Agripaume cardiaque : hépatoprotection avec Mentha aquatica et Lavandula dentata

Source : PMCID PMC6719046 — Antioxidants (2019), DOI 10.3390/antiox8080267 Type : Étude phytochimique et in vitro (association de trois plantes ; l’agripaume n’y est qu’un composant)

Objectif

Déterminer la composition phénolique d’extraits hydroéthanoliques de trois Lamiacées cultivées en agriculture biologique — Mentha aquatica L. (menthe aquatique), Lavandula dentata L. (lavande dentée) et Leonurus cardiaca L. (agripaume cardiaque) — et évaluer in vitro leurs effets hépatoprotecteurs, en reliant activité antioxydante et profil phénolique. L’agripaume n’est ici qu’une des trois plantes étudiées en parallèle.

Méthodes

Extraits hydroéthanoliques (éthanol 80 %) enrichis en composés phénoliques.
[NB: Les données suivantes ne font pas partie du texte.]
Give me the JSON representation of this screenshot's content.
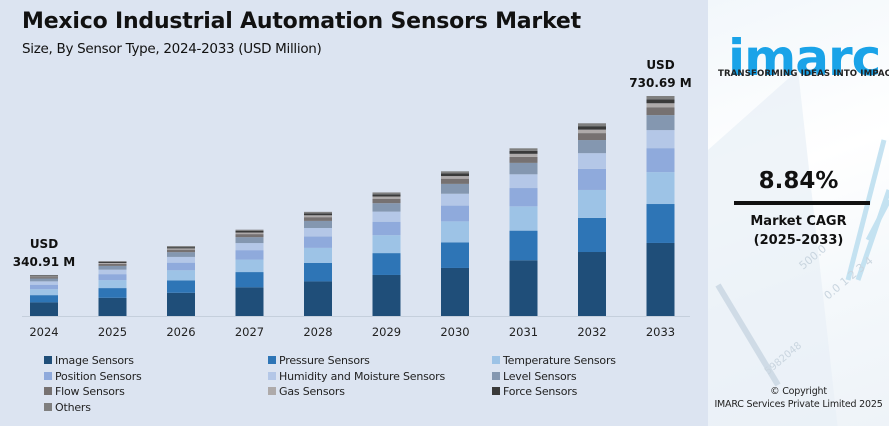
{
  "header": {
    "title": "Mexico Industrial Automation Sensors Market",
    "subtitle": "Size, By Sensor Type, 2024-2033 (USD Million)"
  },
  "sidebar": {
    "logo_text": "imarc",
    "tagline": "TRANSFORMING IDEAS INTO IMPACT",
    "cagr_value": "8.84%",
    "cagr_label_line1": "Market CAGR",
    "cagr_label_line2": "(2025-2033)",
    "copyright_line1": "© Copyright",
    "copyright_line2": "IMARC Services Private Limited 2025",
    "brand_color": "#1aa3e8"
  },
  "chart_data": {
    "type": "bar",
    "stacked": true,
    "title": "Mexico Industrial Automation Sensors Market",
    "subtitle": "Size, By Sensor Type, 2024-2033 (USD Million)",
    "xlabel": "",
    "ylabel": "",
    "grid": false,
    "legend_position": "bottom",
    "categories": [
      "2024",
      "2025",
      "2026",
      "2027",
      "2028",
      "2029",
      "2030",
      "2031",
      "2032",
      "2033"
    ],
    "totals": [
      340.91,
      371.05,
      403.85,
      439.55,
      478.4,
      520.7,
      566.7,
      616.8,
      671.3,
      730.69
    ],
    "annotations": [
      {
        "category": "2024",
        "line1": "USD",
        "line2": "340.91 M"
      },
      {
        "category": "2033",
        "line1": "USD",
        "line2": "730.69 M"
      }
    ],
    "series": [
      {
        "name": "Image Sensors",
        "color": "#1f4e79",
        "share": 0.332
      },
      {
        "name": "Pressure Sensors",
        "color": "#2e75b6",
        "share": 0.177
      },
      {
        "name": "Temperature Sensors",
        "color": "#9dc3e6",
        "share": 0.145
      },
      {
        "name": "Position Sensors",
        "color": "#8faadc",
        "share": 0.109
      },
      {
        "name": "Humidity and Moisture Sensors",
        "color": "#b4c7e7",
        "share": 0.082
      },
      {
        "name": "Level Sensors",
        "color": "#8497b0",
        "share": 0.068
      },
      {
        "name": "Flow Sensors",
        "color": "#767171",
        "share": 0.036
      },
      {
        "name": "Gas Sensors",
        "color": "#aeaaaa",
        "share": 0.018
      },
      {
        "name": "Force Sensors",
        "color": "#3a3a3a",
        "share": 0.018
      },
      {
        "name": "Others",
        "color": "#7f7f7f",
        "share": 0.015
      }
    ]
  }
}
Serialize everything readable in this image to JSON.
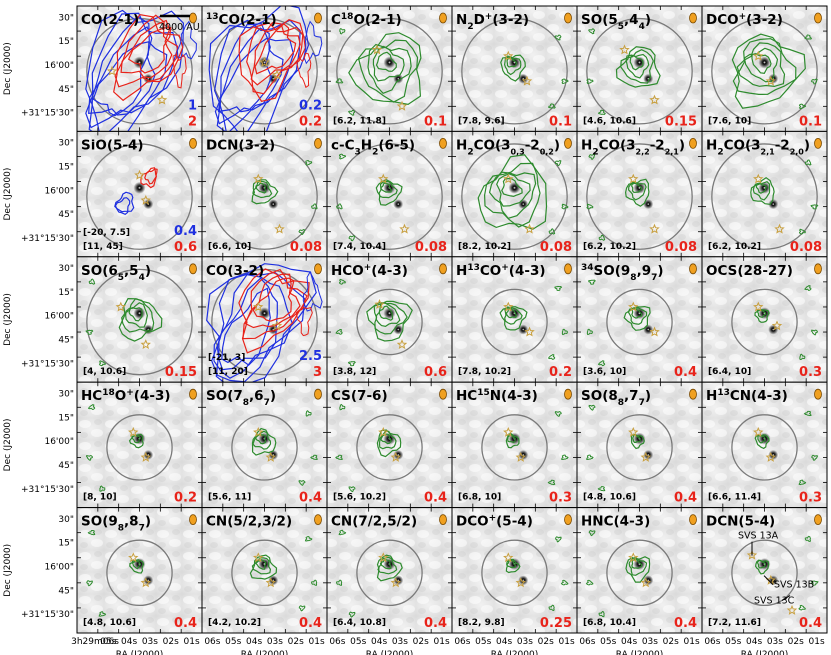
{
  "chart_data": {
    "type": "contour-map-grid",
    "panels": [
      {
        "title": "CO(2-1)",
        "levels": [
          {
            "text": "1",
            "color": "#1f30e0"
          },
          {
            "text": "2",
            "color": "#e8231a"
          }
        ],
        "range": "",
        "contours": "bluered",
        "stars": [
          [
            0.28,
            0.52
          ],
          [
            0.68,
            0.75
          ]
        ],
        "scale": "4000 AU"
      },
      {
        "title": "13CO(2-1)",
        "levels": [
          {
            "text": "0.2",
            "color": "#1f30e0"
          },
          {
            "text": "0.2",
            "color": "#e8231a"
          }
        ],
        "range": "",
        "contours": "bluered",
        "stars": [
          [
            0.5,
            0.45
          ],
          [
            0.6,
            0.55
          ]
        ]
      },
      {
        "title": "C18O(2-1)",
        "levels": [
          {
            "text": "0.1",
            "color": "#e8231a"
          }
        ],
        "range": "[6.2, 11.8]",
        "contours": "green-big",
        "stars": [
          [
            0.4,
            0.35
          ],
          [
            0.6,
            0.8
          ]
        ]
      },
      {
        "title": "N2D+(3-2)",
        "levels": [
          {
            "text": "0.1",
            "color": "#e8231a"
          }
        ],
        "range": "[7.8, 9.6]",
        "contours": "green-small",
        "stars": [
          [
            0.45,
            0.4
          ],
          [
            0.6,
            0.6
          ]
        ]
      },
      {
        "title": "SO(54)",
        "levels": [
          {
            "text": "0.15",
            "color": "#e8231a"
          }
        ],
        "range": "[4.6, 10.6]",
        "contours": "green-mid",
        "stars": [
          [
            0.38,
            0.35
          ],
          [
            0.62,
            0.75
          ]
        ]
      },
      {
        "title": "DCO+(3-2)",
        "levels": [
          {
            "text": "0.1",
            "color": "#e8231a"
          }
        ],
        "range": "[7.6, 10]",
        "contours": "green-big",
        "stars": [
          [
            0.45,
            0.4
          ],
          [
            0.55,
            0.6
          ]
        ]
      },
      {
        "title": "SiO(5-4)",
        "levels": [
          {
            "text": "0.4",
            "color": "#1f30e0"
          },
          {
            "text": "0.6",
            "color": "#e8231a"
          }
        ],
        "range": "[-20, 7.5]",
        "range2": "[11, 45]",
        "contours": "sio",
        "stars": [
          [
            0.5,
            0.35
          ],
          [
            0.55,
            0.55
          ]
        ]
      },
      {
        "title": "DCN(3-2)",
        "levels": [
          {
            "text": "0.08",
            "color": "#e8231a"
          }
        ],
        "range": "[6.6, 10]",
        "contours": "green-small",
        "stars": [
          [
            0.45,
            0.38
          ],
          [
            0.62,
            0.78
          ]
        ]
      },
      {
        "title": "c-C3H2(6-5)",
        "levels": [
          {
            "text": "0.08",
            "color": "#e8231a"
          }
        ],
        "range": "[7.4, 10.4]",
        "contours": "green-small",
        "stars": [
          [
            0.45,
            0.38
          ],
          [
            0.62,
            0.78
          ]
        ]
      },
      {
        "title": "H2CO(3,0,3-2,0,2)",
        "levels": [
          {
            "text": "0.08",
            "color": "#e8231a"
          }
        ],
        "range": "[8.2, 10.2]",
        "contours": "green-big",
        "stars": [
          [
            0.45,
            0.38
          ],
          [
            0.62,
            0.78
          ]
        ]
      },
      {
        "title": "H2CO(3,2,2-2,2,1)",
        "levels": [
          {
            "text": "0.08",
            "color": "#e8231a"
          }
        ],
        "range": "[6.2, 10.2]",
        "contours": "green-small",
        "stars": [
          [
            0.45,
            0.38
          ],
          [
            0.62,
            0.78
          ]
        ]
      },
      {
        "title": "H2CO(3,2,1-2,2,0)",
        "levels": [
          {
            "text": "0.08",
            "color": "#e8231a"
          }
        ],
        "range": "[6.2, 10.2]",
        "contours": "green-small",
        "stars": [
          [
            0.45,
            0.38
          ],
          [
            0.62,
            0.78
          ]
        ]
      },
      {
        "title": "SO(65,54)",
        "levels": [
          {
            "text": "0.15",
            "color": "#e8231a"
          }
        ],
        "range": "[4, 10.6]",
        "contours": "green-mid",
        "stars": [
          [
            0.35,
            0.4
          ],
          [
            0.55,
            0.7
          ]
        ]
      },
      {
        "title": "CO(3-2)",
        "levels": [
          {
            "text": "2.5",
            "color": "#1f30e0"
          },
          {
            "text": "3",
            "color": "#e8231a"
          }
        ],
        "range": "[-21, 3]",
        "range2": "[11, 20]",
        "contours": "bluered",
        "stars": [
          [
            0.45,
            0.4
          ],
          [
            0.6,
            0.55
          ]
        ]
      },
      {
        "title": "HCO+(4-3)",
        "levels": [
          {
            "text": "0.6",
            "color": "#e8231a"
          }
        ],
        "range": "[3.8, 12]",
        "contours": "green-mid",
        "stars": [
          [
            0.42,
            0.38
          ],
          [
            0.6,
            0.7
          ]
        ]
      },
      {
        "title": "H13CO+(4-3)",
        "levels": [
          {
            "text": "0.2",
            "color": "#e8231a"
          }
        ],
        "range": "[7.8, 10.2]",
        "contours": "green-small",
        "stars": [
          [
            0.45,
            0.4
          ],
          [
            0.62,
            0.6
          ]
        ]
      },
      {
        "title": "34SO(98,97)",
        "levels": [
          {
            "text": "0.4",
            "color": "#e8231a"
          }
        ],
        "range": "[3.6, 10]",
        "contours": "green-small",
        "stars": [
          [
            0.45,
            0.4
          ],
          [
            0.62,
            0.6
          ]
        ]
      },
      {
        "title": "OCS(28-27)",
        "levels": [
          {
            "text": "0.3",
            "color": "#e8231a"
          }
        ],
        "range": "[6.4, 10]",
        "contours": "green-tiny",
        "stars": [
          [
            0.45,
            0.4
          ],
          [
            0.6,
            0.55
          ]
        ]
      },
      {
        "title": "HC18O+(4-3)",
        "levels": [
          {
            "text": "0.2",
            "color": "#e8231a"
          }
        ],
        "range": "[8, 10]",
        "contours": "green-tiny",
        "stars": [
          [
            0.45,
            0.4
          ],
          [
            0.55,
            0.6
          ]
        ]
      },
      {
        "title": "SO(78,67)",
        "levels": [
          {
            "text": "0.4",
            "color": "#e8231a"
          }
        ],
        "range": "[5.6, 11]",
        "contours": "green-small",
        "stars": [
          [
            0.45,
            0.4
          ],
          [
            0.55,
            0.6
          ]
        ]
      },
      {
        "title": "CS(7-6)",
        "levels": [
          {
            "text": "0.4",
            "color": "#e8231a"
          }
        ],
        "range": "[5.6, 10.2]",
        "contours": "green-small",
        "stars": [
          [
            0.45,
            0.4
          ],
          [
            0.55,
            0.6
          ]
        ]
      },
      {
        "title": "HC15N(4-3)",
        "levels": [
          {
            "text": "0.3",
            "color": "#e8231a"
          }
        ],
        "range": "[6.8, 10]",
        "contours": "green-tiny",
        "stars": [
          [
            0.45,
            0.4
          ],
          [
            0.55,
            0.6
          ]
        ]
      },
      {
        "title": "SO(88,77)",
        "levels": [
          {
            "text": "0.4",
            "color": "#e8231a"
          }
        ],
        "range": "[4.8, 10.6]",
        "contours": "green-tiny",
        "stars": [
          [
            0.45,
            0.4
          ],
          [
            0.55,
            0.6
          ]
        ]
      },
      {
        "title": "H13CN(4-3)",
        "levels": [
          {
            "text": "0.3",
            "color": "#e8231a"
          }
        ],
        "range": "[6.6, 11.4]",
        "contours": "green-tiny",
        "stars": [
          [
            0.45,
            0.4
          ],
          [
            0.55,
            0.6
          ]
        ]
      },
      {
        "title": "SO(98,87)",
        "levels": [
          {
            "text": "0.4",
            "color": "#e8231a"
          }
        ],
        "range": "[4.8, 10.6]",
        "contours": "green-tiny",
        "stars": [
          [
            0.45,
            0.4
          ],
          [
            0.55,
            0.6
          ]
        ]
      },
      {
        "title": "CN(5/2,3/2)",
        "levels": [
          {
            "text": "0.4",
            "color": "#e8231a"
          }
        ],
        "range": "[4.2, 10.2]",
        "contours": "green-small",
        "stars": [
          [
            0.45,
            0.4
          ],
          [
            0.55,
            0.6
          ]
        ]
      },
      {
        "title": "CN(7/2,5/2)",
        "levels": [
          {
            "text": "0.4",
            "color": "#e8231a"
          }
        ],
        "range": "[6.4, 10.8]",
        "contours": "green-small",
        "stars": [
          [
            0.45,
            0.4
          ],
          [
            0.55,
            0.6
          ]
        ]
      },
      {
        "title": "DCO+(5-4)",
        "levels": [
          {
            "text": "0.25",
            "color": "#e8231a"
          }
        ],
        "range": "[8.2, 9.8]",
        "contours": "green-tiny",
        "stars": [
          [
            0.45,
            0.4
          ],
          [
            0.55,
            0.6
          ]
        ]
      },
      {
        "title": "HNC(4-3)",
        "levels": [
          {
            "text": "0.4",
            "color": "#e8231a"
          }
        ],
        "range": "[6.8, 10.4]",
        "contours": "green-small",
        "stars": [
          [
            0.45,
            0.4
          ],
          [
            0.55,
            0.6
          ]
        ]
      },
      {
        "title": "DCN(5-4)",
        "levels": [
          {
            "text": "0.4",
            "color": "#e8231a"
          }
        ],
        "range": "[7.2, 11.6]",
        "contours": "green-tiny",
        "stars": [
          [
            0.4,
            0.38
          ],
          [
            0.55,
            0.58
          ],
          [
            0.72,
            0.82
          ]
        ],
        "annotations": [
          "SVS 13A",
          "SVS 13B",
          "SVS 13C"
        ]
      }
    ],
    "titles_rich": [
      "CO(2-1)",
      "<tspan baseline-shift='super' font-size='9'>13</tspan>CO(2-1)",
      "C<tspan baseline-shift='super' font-size='9'>18</tspan>O(2-1)",
      "N<tspan baseline-shift='sub' font-size='9'>2</tspan>D<tspan baseline-shift='super' font-size='9'>+</tspan>(3-2)",
      "SO(5<tspan baseline-shift='sub' font-size='9'>5</tspan>,4<tspan baseline-shift='sub' font-size='9'>4</tspan>)",
      "DCO<tspan baseline-shift='super' font-size='9'>+</tspan>(3-2)",
      "SiO(5-4)",
      "DCN(3-2)",
      "c-C<tspan baseline-shift='sub' font-size='9'>3</tspan>H<tspan baseline-shift='sub' font-size='9'>2</tspan>(6-5)",
      "H<tspan baseline-shift='sub' font-size='9'>2</tspan>CO(3<tspan baseline-shift='sub' font-size='8'>0,3</tspan>-2<tspan baseline-shift='sub' font-size='8'>0,2</tspan>)",
      "H<tspan baseline-shift='sub' font-size='9'>2</tspan>CO(3<tspan baseline-shift='sub' font-size='8'>2,2</tspan>-2<tspan baseline-shift='sub' font-size='8'>2,1</tspan>)",
      "H<tspan baseline-shift='sub' font-size='9'>2</tspan>CO(3<tspan baseline-shift='sub' font-size='8'>2,1</tspan>-2<tspan baseline-shift='sub' font-size='8'>2,0</tspan>)",
      "SO(6<tspan baseline-shift='sub' font-size='9'>5</tspan>,5<tspan baseline-shift='sub' font-size='9'>4</tspan>)",
      "CO(3-2)",
      "HCO<tspan baseline-shift='super' font-size='9'>+</tspan>(4-3)",
      "H<tspan baseline-shift='super' font-size='9'>13</tspan>CO<tspan baseline-shift='super' font-size='9'>+</tspan>(4-3)",
      "<tspan baseline-shift='super' font-size='9'>34</tspan>SO(9<tspan baseline-shift='sub' font-size='9'>8</tspan>,9<tspan baseline-shift='sub' font-size='9'>7</tspan>)",
      "OCS(28-27)",
      "HC<tspan baseline-shift='super' font-size='9'>18</tspan>O<tspan baseline-shift='super' font-size='9'>+</tspan>(4-3)",
      "SO(7<tspan baseline-shift='sub' font-size='9'>8</tspan>,6<tspan baseline-shift='sub' font-size='9'>7</tspan>)",
      "CS(7-6)",
      "HC<tspan baseline-shift='super' font-size='9'>15</tspan>N(4-3)",
      "SO(8<tspan baseline-shift='sub' font-size='9'>8</tspan>,7<tspan baseline-shift='sub' font-size='9'>7</tspan>)",
      "H<tspan baseline-shift='super' font-size='9'>13</tspan>CN(4-3)",
      "SO(9<tspan baseline-shift='sub' font-size='9'>8</tspan>,8<tspan baseline-shift='sub' font-size='9'>7</tspan>)",
      "CN(5/2,3/2)",
      "CN(7/2,5/2)",
      "DCO<tspan baseline-shift='super' font-size='9'>+</tspan>(5-4)",
      "HNC(4-3)",
      "DCN(5-4)"
    ],
    "yticks": [
      "30\"",
      "15\"",
      "16'00\"",
      "45\"",
      "+31°15'30\""
    ],
    "xticks_first": [
      "3h29m06s",
      "05s",
      "04s",
      "03s",
      "02s",
      "01s"
    ],
    "xticks_other": [
      "06s",
      "05s",
      "04s",
      "03s",
      "02s",
      "01s"
    ],
    "ylabel": "Dec (J2000)",
    "xlabel": "RA (J2000)",
    "colors": {
      "green": "#2e8b2e",
      "blue": "#1f30e0",
      "red": "#e8231a",
      "star": "#c8a040",
      "beam": "#f0a020",
      "circle": "#7a7a7a"
    }
  }
}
Activité antioxydante mesurée par pouvoir réducteur, piégeage du DPPH et du NO, et inhibition de la 5-lipoxygénase (5-LOX). Effets cytoprotecteurs testés sur cellules hépatiques humaines HepG2 (test MTT, production de ROS par cytométrie) face au dichromate de potassium (agent oxydant). Profil phénolique établi par chromatographie liquide et spectrométrie de masse.

Résultats

Ordre d’activité antioxydante (DPPH, pouvoir réducteur) : M. aquatica > L. dentata > L. cardiaca. L’agripaume, bien que la plus riche en composés phénoliques totaux (500 ± 49 µg/mg, contre 307 pour M. aquatica et 94 pour L. dentata), n’a montré qu’une activité biologique faible dans les modèles chimiques et cellulaires. Son extrait était riche en glycosides phényléthanoïdes, surtout la lavandulifolioside (254 ± 36 µg/mg) et la verbascoside (137 ± 20 µg/mg) ; le leucoseptoside A et le leonoside B y ont été détectés pour la première fois.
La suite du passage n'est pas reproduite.